TV’si ve gazetesi yok
Süleymancılar, ekonomik ve kitlesel güçlerine rağmen Menzil ve İsmailağa gibi diğer Nakşilerden farklı olarak TV kanalı kurmadı, günlük gazete açmadı. Geçen yıl yayınlanmaya başlanan ‘İstiklal’ adlı günlük gazetenin, tarikata yakın bir işadamınca çıkarıldığı ifade ediliyor. Fakat tarikat yetkilileri, gazete ile aralarında bir bağ bulunmadığını vurguluyor. Tarikatın yalnızca ‘İnsan ve Hayat’, ‘Çamlıca Çocuk’ ve ‘Yedikıta’ gibi içe dönük dergileri bulunuyor. İstanbul Zeytinburnu’da Emine İnanç Vakfı ve vakıf çevresinde aynı isimle bir cami, kurs ve yurt da bulunuyor.
15 Temmuz’u ‘darbe’ olarak görüyorlar
Süleymancılar, Gülen Cemaati’nin darbeye kalkışan bir terör örgütü olduğunu ifade ediyor. Tarikat, hükümetin 15 Temmuz’daki tutumunu ve sonrasındaki kararlarını destekliyor. Gülen Cemaati nedeniyle tarikat ve cemaatlerin kamuoyunda olumsuzlaşmasından yakınan Süleymancılar, aynı şekilde görülmek istemediklerini vurguluyor. Kuruldukları andan beri, devlette örgütlenmek ya da devleti ele geçirmek iddiasıyla hareket etmediklerini kaydediyorlar. Diğer tarikatların da bu ilkeye uygun davranmaları gerektiğini ifade ediyorlar. Ancak tarikat ve cemaatlerin bir tüzel kişilik etrafında yasal hale gelerek, denetlenmelerine karşı çıkıyorlar. Bu tutumun, tarikatların kontrol altına alma adımı görüleceği söyleniyor.

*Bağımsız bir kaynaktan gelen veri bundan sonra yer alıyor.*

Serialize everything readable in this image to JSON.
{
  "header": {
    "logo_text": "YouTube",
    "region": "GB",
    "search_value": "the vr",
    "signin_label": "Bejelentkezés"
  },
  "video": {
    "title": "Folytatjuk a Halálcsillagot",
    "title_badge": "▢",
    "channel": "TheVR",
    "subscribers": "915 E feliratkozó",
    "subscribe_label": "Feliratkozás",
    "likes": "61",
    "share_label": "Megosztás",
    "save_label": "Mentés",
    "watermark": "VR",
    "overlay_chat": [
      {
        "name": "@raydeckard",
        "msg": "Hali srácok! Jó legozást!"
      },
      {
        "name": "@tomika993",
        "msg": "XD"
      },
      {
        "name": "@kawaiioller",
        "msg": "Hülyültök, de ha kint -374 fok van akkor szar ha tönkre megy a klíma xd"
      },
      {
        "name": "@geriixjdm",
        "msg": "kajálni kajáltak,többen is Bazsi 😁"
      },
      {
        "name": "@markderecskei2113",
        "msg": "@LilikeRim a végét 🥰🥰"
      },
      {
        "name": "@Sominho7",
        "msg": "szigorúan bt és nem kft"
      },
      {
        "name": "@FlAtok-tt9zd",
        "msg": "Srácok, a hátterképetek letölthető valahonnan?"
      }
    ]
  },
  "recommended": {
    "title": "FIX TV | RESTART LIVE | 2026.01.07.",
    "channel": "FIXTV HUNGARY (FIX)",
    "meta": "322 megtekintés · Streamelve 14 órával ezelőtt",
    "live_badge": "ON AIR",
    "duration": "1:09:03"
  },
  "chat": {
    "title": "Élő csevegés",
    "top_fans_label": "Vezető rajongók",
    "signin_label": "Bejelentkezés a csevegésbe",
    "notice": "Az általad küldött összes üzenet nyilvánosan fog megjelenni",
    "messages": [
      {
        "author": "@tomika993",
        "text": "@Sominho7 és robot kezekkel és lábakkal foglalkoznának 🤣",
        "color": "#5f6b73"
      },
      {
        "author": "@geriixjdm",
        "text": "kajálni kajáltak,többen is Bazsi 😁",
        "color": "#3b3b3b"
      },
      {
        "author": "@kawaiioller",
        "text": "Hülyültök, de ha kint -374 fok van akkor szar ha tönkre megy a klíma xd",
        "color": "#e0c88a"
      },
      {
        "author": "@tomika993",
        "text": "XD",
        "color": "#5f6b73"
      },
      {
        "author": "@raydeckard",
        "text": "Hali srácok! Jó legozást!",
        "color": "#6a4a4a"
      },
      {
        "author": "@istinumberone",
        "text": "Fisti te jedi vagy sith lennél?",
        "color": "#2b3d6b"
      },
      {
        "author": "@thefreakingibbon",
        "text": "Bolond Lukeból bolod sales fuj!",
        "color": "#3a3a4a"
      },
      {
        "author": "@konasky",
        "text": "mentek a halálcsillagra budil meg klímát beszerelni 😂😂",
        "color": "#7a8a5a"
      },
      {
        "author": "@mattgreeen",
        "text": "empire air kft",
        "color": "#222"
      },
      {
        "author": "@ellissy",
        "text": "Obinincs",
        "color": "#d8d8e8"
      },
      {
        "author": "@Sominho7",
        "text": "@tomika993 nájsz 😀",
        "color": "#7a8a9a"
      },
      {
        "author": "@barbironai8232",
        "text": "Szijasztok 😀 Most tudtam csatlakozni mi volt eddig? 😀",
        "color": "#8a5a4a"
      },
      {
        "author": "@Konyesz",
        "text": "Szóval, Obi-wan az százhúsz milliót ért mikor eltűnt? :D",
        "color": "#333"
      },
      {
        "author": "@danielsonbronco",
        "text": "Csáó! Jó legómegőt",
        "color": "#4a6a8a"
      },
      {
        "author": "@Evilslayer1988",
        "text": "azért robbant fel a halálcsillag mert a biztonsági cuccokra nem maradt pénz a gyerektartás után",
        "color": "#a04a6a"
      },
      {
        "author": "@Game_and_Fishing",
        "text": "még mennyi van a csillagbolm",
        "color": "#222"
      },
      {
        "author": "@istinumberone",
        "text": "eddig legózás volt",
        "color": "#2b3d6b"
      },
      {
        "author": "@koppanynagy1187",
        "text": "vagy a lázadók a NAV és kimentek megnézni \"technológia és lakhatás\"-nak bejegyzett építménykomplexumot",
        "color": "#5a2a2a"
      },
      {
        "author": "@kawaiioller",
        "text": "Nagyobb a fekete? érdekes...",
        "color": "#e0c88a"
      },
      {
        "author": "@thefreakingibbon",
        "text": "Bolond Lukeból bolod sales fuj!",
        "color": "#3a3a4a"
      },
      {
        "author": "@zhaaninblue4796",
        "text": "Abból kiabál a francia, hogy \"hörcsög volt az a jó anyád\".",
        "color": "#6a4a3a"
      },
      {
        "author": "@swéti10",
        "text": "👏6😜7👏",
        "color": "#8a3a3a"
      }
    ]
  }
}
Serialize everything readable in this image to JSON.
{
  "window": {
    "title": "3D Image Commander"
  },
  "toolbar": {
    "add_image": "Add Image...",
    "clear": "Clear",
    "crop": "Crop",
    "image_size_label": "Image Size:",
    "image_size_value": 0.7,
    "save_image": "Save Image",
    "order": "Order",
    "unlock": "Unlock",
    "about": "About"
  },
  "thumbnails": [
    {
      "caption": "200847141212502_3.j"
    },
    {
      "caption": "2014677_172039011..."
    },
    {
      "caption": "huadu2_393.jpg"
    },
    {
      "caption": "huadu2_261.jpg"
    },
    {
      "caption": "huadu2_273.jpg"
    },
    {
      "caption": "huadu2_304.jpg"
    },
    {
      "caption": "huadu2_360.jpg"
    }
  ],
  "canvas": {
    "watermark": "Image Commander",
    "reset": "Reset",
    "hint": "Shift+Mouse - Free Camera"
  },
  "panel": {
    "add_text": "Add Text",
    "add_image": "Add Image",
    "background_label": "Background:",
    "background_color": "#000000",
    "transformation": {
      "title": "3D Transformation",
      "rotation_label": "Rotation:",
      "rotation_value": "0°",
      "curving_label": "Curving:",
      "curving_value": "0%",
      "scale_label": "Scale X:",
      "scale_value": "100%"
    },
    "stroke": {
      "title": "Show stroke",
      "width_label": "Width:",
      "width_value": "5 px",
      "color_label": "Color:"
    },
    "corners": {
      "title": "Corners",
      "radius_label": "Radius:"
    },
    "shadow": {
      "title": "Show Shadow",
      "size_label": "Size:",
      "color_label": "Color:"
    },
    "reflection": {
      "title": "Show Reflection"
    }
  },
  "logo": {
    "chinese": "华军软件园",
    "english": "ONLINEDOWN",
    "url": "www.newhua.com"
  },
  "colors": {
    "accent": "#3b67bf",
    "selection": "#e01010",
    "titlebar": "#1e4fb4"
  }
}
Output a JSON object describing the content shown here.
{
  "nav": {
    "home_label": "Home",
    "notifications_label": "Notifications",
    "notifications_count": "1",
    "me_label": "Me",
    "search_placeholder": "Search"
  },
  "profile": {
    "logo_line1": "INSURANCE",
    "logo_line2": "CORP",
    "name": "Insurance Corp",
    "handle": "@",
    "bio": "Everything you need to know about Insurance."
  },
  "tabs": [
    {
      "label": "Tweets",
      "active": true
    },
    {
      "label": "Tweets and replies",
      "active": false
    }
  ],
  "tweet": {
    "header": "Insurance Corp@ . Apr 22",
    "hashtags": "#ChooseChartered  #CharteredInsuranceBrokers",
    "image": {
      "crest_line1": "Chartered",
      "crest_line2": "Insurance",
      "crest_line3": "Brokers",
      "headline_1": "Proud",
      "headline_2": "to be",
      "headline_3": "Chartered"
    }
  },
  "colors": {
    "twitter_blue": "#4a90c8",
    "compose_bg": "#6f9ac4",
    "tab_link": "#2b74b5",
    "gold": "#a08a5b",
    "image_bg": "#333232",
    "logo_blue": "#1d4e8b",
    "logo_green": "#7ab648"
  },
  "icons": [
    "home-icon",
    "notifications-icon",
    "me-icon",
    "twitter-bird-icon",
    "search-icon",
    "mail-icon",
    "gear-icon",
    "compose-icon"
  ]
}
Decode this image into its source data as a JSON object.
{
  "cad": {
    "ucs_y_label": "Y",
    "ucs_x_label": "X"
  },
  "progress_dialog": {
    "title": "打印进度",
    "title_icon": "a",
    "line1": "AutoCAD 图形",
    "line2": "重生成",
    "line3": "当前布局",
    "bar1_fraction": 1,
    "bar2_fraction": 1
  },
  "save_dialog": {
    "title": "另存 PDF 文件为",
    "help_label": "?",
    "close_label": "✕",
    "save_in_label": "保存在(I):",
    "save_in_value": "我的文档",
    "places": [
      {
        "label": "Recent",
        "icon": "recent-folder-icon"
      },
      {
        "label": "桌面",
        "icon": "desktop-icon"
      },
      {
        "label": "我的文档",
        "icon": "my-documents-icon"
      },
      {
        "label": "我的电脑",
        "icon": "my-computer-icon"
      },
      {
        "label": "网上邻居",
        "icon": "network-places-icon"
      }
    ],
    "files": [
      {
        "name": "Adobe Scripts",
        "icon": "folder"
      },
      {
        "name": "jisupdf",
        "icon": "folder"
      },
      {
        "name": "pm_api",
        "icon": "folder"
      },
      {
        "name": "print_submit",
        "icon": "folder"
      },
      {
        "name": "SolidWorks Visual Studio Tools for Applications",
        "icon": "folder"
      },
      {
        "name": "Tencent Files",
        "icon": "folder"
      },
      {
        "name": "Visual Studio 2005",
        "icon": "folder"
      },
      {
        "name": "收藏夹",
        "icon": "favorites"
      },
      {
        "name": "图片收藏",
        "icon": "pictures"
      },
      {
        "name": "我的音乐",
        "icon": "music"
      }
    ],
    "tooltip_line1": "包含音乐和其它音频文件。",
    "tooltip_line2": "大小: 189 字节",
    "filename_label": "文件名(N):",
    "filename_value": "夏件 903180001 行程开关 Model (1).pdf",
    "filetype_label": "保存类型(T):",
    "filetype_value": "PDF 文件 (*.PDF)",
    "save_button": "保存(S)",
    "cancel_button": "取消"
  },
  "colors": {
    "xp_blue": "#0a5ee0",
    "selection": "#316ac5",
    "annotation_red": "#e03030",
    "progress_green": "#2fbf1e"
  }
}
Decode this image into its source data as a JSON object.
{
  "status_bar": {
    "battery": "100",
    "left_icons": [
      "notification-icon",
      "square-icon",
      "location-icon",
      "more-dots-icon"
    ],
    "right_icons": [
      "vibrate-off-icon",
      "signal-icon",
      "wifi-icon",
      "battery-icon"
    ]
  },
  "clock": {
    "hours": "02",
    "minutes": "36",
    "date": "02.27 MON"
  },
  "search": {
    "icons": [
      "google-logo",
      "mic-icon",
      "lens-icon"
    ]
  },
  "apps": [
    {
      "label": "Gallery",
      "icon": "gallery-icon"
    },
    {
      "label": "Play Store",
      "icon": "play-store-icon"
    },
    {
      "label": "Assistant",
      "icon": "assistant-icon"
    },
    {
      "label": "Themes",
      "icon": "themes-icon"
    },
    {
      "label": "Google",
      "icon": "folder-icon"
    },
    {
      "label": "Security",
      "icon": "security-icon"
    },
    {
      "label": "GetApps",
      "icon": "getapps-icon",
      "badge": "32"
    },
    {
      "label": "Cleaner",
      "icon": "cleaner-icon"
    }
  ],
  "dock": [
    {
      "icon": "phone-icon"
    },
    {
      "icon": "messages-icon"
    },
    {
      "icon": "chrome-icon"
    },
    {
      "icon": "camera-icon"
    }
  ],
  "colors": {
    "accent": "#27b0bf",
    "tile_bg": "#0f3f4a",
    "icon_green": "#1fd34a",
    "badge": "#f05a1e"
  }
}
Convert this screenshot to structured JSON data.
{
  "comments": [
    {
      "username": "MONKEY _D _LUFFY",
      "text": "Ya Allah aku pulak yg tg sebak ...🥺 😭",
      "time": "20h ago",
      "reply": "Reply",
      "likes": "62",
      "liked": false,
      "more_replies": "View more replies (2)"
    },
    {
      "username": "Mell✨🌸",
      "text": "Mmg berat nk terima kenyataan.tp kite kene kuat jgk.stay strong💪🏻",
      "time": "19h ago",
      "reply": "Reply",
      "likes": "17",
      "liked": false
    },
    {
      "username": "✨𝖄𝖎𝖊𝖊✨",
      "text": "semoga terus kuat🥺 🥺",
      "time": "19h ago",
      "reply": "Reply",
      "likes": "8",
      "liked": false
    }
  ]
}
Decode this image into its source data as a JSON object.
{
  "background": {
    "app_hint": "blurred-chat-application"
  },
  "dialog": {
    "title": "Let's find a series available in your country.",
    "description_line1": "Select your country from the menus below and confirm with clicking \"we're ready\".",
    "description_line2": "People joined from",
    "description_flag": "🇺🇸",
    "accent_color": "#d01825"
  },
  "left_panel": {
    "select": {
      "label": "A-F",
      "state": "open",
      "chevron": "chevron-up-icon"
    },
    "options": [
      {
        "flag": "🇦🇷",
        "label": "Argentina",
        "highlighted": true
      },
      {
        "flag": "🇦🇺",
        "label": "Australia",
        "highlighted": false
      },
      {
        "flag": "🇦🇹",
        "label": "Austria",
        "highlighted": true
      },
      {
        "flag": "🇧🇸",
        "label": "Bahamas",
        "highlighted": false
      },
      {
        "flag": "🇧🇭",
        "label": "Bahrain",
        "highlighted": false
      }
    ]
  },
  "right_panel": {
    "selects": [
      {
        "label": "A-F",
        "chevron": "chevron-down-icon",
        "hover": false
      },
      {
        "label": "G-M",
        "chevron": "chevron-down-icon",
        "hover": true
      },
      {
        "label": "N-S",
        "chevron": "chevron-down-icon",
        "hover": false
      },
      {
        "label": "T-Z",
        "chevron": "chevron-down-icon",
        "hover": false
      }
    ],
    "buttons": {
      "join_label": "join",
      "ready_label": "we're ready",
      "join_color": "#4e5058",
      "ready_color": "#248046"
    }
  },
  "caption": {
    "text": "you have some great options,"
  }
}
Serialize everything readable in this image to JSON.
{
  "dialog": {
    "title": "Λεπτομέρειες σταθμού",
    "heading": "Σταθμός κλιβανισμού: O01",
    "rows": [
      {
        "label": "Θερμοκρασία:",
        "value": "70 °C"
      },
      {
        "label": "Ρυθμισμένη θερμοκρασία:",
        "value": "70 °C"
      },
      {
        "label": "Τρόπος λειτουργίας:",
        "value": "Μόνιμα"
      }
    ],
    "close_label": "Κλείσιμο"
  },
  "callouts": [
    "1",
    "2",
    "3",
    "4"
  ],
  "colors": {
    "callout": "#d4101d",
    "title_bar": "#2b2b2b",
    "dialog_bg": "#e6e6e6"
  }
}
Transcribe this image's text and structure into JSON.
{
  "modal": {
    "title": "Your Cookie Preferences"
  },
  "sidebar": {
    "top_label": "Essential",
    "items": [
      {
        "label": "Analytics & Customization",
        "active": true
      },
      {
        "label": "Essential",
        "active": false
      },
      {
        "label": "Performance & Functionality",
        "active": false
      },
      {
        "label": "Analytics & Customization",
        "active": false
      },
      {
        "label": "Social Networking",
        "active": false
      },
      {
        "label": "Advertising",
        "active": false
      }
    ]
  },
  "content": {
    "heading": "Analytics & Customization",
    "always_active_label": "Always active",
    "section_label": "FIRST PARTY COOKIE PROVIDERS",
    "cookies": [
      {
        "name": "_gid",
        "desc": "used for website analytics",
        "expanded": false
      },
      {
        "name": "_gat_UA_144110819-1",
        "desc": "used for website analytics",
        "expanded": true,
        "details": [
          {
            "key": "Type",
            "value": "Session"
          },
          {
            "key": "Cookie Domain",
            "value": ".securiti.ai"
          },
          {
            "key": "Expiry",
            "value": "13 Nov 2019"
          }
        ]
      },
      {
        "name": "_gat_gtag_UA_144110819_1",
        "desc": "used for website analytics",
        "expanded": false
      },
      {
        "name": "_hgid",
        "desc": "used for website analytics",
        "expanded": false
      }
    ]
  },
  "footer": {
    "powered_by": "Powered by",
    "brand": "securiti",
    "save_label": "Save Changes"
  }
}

Aladağ’dan önce Taşkent’te 18 can gitti
Konya’nın Taşkent ilçesindeki Özel Boğaziçi Öğrenci Yurdu’nda 2008 yılında LPG patlaması meydana gelmiş ve 18 kız öğrenci hayatını kaybetmişti. Aynı şekilde, geçen yıl Kütahya’daki Özel İkizhöyük Ortaöğrenci Erkek Öğrenci Yurdu’nda mutfakta çalıştırılan 12 yaşındaki bir çocuğun kolu, kıyma makinesinde kopmuştu.